2009年10月1日木曜日

海の香り




 とても不思議な人を見ました。それは、ある初夏の日の午後の事でした。



 私は、東京の地下鉄である有楽町線から半蔵門線に乗り換えるエスカレータの階段の上に立っていました。私は、グレーのスーツ姿で顔から流れる汗を厚手のタオル地の青い木綿のハンカチで拭きながら、仕事を探す、言いようのない不安な気持ちで会社の営業を忙しそうにアッチコッチと、毎日歩いていました。



 そのエスカレータは、とても長く100メートル位はあるでしょうか。 そして、様々な服装の男女が、いつも列を成して、そのエスカレータを利用していました。

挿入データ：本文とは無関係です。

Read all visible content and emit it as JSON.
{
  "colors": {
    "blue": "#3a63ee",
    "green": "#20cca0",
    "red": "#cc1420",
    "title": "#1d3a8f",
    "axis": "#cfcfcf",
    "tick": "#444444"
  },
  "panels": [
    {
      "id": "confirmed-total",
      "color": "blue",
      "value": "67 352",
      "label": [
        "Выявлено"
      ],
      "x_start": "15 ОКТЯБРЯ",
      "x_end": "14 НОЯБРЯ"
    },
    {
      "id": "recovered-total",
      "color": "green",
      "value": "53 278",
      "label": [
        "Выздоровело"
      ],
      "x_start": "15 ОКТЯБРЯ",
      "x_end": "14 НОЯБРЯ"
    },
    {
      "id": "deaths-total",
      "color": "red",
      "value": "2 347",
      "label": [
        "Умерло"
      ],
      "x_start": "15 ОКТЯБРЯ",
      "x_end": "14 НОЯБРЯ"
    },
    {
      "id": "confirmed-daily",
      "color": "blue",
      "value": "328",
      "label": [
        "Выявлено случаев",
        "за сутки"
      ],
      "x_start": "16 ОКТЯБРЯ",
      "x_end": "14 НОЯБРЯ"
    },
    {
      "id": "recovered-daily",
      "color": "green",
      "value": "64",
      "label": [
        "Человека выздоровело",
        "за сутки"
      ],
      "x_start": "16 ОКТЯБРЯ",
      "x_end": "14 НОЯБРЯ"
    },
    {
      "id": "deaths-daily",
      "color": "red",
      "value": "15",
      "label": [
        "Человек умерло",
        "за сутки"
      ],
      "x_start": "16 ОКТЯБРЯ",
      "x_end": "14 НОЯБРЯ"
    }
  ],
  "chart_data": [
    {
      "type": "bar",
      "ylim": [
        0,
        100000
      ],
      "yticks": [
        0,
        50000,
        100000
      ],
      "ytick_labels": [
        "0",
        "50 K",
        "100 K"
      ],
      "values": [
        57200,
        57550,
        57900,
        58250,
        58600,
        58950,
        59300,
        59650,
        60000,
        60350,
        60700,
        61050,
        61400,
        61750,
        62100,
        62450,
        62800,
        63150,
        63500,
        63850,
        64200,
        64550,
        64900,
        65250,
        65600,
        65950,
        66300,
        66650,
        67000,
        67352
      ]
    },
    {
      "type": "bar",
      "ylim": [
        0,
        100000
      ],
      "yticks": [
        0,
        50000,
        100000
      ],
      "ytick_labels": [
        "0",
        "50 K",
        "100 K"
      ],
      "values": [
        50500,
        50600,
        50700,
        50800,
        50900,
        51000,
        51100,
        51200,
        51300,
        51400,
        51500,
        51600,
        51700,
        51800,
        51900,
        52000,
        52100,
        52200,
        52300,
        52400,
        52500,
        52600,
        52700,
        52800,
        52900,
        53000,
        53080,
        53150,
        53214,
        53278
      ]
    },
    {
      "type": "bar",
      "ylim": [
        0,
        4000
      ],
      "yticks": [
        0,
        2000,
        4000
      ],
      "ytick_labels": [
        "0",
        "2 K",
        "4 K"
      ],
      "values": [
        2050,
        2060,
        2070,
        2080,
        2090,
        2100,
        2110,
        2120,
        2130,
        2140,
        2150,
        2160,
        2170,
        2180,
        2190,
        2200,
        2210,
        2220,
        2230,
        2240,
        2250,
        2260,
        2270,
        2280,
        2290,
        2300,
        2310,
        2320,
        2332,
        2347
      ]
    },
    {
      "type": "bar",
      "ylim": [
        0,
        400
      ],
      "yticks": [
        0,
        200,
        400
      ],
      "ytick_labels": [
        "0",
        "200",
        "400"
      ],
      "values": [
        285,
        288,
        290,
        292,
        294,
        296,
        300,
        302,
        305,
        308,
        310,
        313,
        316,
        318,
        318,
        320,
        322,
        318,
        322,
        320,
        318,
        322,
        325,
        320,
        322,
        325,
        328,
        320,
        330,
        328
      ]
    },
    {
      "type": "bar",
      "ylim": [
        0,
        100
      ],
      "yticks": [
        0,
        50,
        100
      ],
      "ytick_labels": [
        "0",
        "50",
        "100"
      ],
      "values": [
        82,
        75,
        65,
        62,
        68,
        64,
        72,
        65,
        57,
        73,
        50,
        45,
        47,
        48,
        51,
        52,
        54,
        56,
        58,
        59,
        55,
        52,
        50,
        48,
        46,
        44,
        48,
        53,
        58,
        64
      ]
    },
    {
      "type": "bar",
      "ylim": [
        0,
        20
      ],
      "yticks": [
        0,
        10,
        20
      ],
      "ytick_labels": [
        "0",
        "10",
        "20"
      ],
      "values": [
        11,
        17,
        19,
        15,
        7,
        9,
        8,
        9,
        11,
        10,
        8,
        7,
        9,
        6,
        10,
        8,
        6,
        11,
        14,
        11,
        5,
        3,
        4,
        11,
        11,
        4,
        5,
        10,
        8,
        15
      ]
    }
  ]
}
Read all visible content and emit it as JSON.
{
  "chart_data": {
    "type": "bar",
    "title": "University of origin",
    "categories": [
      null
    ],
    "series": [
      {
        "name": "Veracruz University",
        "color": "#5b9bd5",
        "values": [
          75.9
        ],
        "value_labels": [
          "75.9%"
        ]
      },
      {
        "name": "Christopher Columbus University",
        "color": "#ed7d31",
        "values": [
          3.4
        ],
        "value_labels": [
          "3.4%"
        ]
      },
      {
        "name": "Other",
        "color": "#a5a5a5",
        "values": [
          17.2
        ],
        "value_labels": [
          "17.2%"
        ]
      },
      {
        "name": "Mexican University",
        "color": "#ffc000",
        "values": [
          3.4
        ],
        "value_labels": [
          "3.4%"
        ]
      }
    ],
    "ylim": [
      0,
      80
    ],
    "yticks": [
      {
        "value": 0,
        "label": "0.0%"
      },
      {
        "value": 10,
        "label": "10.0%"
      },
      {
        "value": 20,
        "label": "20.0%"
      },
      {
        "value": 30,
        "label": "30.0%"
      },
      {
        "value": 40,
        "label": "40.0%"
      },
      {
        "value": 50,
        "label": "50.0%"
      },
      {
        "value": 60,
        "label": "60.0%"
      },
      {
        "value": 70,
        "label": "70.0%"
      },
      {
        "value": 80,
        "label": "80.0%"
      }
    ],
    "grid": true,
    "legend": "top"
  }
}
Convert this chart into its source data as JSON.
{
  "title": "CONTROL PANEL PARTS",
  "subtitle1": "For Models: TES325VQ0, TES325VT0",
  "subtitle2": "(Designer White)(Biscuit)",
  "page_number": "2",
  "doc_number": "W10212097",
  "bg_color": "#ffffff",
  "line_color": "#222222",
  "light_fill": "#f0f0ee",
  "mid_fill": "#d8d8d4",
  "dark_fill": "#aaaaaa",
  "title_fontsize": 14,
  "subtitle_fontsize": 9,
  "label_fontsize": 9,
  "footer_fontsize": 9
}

 私は、薄汚れた赤色のビニール質の手すりに右手をかけ、半蔵門線のホームにつながっている下り方向のエスカレータに乗りました。そして、足元から顔を上げました。その時、反対方向から昇って来るエスカレータに乗り始めた男の人の姿を私の目が捉えました。姿勢の良い立派な体格をした外国の壮年の男の人です。長袖の薄青のワイシャツを着て、グレーのズボンと黒い革靴を履いていました。彼は金髪の白人で、涼やかな目と顔立ちをしていました。そして、彼との出逢いは数分で終わりました。話をすることも、目を合わせる事も、振り返ることもありませんでした。



 しかし、彼を見た瞬間から、私の想いは、遠い昔の日に見た故郷の海と空の中に飛んでいました。幼い子供時代に、毎日のように誰も居ない錆びれた古い港の上を飛び跳ねて遊んだ気ままな自分と世界を感じていました。秋の日の青い空に群れ飛ぶウミネコの騒がしい鳴き声を耳にして、波に濡れた砂の上を素足で歩いている、何者からも解き放たれたような自分を感じていました。 高い空に輝く太陽の光を浴びて、キラキラと金色にさざめくような海の波を、一人古い港の苔むした大きなセメントブロックの上に座って何時までも何時までも眺めていた自由な時間を感じていました。



 彼の目や、鮮やかな顔には大空の下で、ゆうゆうとした青い海の穏やかで厳しい表情が刻まれていました。彼の姿は、水平線に広がる大海原や、波が洗う砂の上を吹く潮風の香りを身に纏っていました。そう、幼い子供時代の環境の中に居た人々と同じ海と潮の匂いを、身につけていました。



 人が生きる人生も海に似ています。大波、小波、荒れたときもあれば、天気の良い凪の時もあります。沈んだり、浮かんだり、泣いたり、笑ったり、怯えたり、時には嬉しさに打ち震えていたりしています。みんな、人生と呼ぶ海に生き、しかしやがては、静かに終わりの日を迎えるでしょう。ちょっと周りを見てください。あなたが見ている人達ですが、100年も経てば、みんなこの世の中から、姿を消して、いなくなるのです。